Hand denkt mit

Studie: Die Handposition hat Einfluss darauf, wie Aufgaben am Computer gelöst werden

Ist ein Touchscreen in jeder Lebenslage das Gelbe vom Ei? Sind wir schneller am Computer, wenn wir ihn mit Gesten bewegen können? Oder leistet die gute alte Maus immer noch den besten Dienst? Das hängt ganz von der Aufgabenstellung ab - meinen Forscher der Universitäten Münster und Dresden. Sie sind überzeugt: Manche Aufgaben werden besser gelöst, wenn die Hand – wie beim Touchscreen – nahe am Bildschirm liegt. Bei anderen Aufgaben ist es besser, wenn die Hand weiter weg sei, wie zum Beispiel bei der Computermaus.
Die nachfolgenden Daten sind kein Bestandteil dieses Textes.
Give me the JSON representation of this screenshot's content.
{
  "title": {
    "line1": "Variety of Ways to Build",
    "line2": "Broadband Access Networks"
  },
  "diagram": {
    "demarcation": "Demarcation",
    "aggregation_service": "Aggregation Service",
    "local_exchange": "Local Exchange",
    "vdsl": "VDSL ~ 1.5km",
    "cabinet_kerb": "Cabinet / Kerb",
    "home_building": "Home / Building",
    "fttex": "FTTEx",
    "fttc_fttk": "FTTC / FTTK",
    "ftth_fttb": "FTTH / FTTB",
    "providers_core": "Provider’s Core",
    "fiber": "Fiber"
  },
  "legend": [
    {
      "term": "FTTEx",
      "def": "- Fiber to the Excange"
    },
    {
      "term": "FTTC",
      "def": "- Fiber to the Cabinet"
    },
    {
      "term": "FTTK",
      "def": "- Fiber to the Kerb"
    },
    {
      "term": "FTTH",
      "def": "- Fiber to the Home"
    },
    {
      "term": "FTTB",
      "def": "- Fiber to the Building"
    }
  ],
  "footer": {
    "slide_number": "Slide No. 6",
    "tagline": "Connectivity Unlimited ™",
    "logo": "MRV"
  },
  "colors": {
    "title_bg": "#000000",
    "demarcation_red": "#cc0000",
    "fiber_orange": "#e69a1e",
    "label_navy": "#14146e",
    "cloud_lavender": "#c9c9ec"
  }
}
Grundlage ihrer Untersuchung war ein bekanntes psychologoisches Phänomen, wie der Psychologe Dr. Roman Liepelt von der Westfälischen Wilhelms-Universität Münster (WWU) erklärt: "Wenn Menschen sich für Dinge interessieren, dann nehmen sie diese Dinge typischerweise in die Hand. Frühere Studien haben gezeigt, dass die Nähe der Hand zum Objekt zu einer verstärkten kognitiven Verarbeitung des Objektes führt."

Grund dafür ist, dass Dinge, die wir in der Hand halten, eher für darauffolgende Handlungen in Frage kommen (z.B. als Werkzeug) und darum anders verarbeitet werden.

In Versuchen der Forscher sollten Testpersonen auf farbige Zahlen reagieren, die zufällig links oder rechts auf einem Bildschirm gezeigt wurden. Sie sollten entscheiden, ob die Zahl größer oder kleiner als fünf ist und beispielsweise auf eine linke Taste drücken, wenn die gezeigte Ziffer kleiner ist, und rechts drücken, wenn sie größer als fünf ist.
In einer einfacheren Versuchsvariante sollten die Probanden nur auf die Farbe der Zahlen reagieren (rot oder grün). Die Versuche wurden in zwei Versionen durchgeführt: Tasten nah am Monitor (vergleichbar mit einem Touchscreen) oder auf dem Schoß (analog zur Computermaus).

Die Wissenschaftler achteten dabei besonders auf den sogenannten Simon-Effekt. Dieser beruht auf der räumlichen Übereinstimmung von Reizposition (hier: die aufleuchtende Zahl) und der Handposition. Kommt der Reiz rechts auf dem Bildschirm, fällt es leichter dazu auch eine rechte Taste zu drücken. Kommt der Reiz links und es muss rechts gedrückt werden, dann braucht man länger und es liegt ein starker Simoneffekt vor.

Es zeigte sich, dass es bei komplexeren Aufgaben (hier: Zahlen sortieren) hilfreich war, wenn die Hand nahe an der zu lösenden Aufgabe war - also am Touchscreen. Bei einfachen Aufgaben (Farben erkennen) hingegen wurde der Simon-Effekt größer, wenn die Testpersonen mit der Touchscreen-Variante arbeiteten.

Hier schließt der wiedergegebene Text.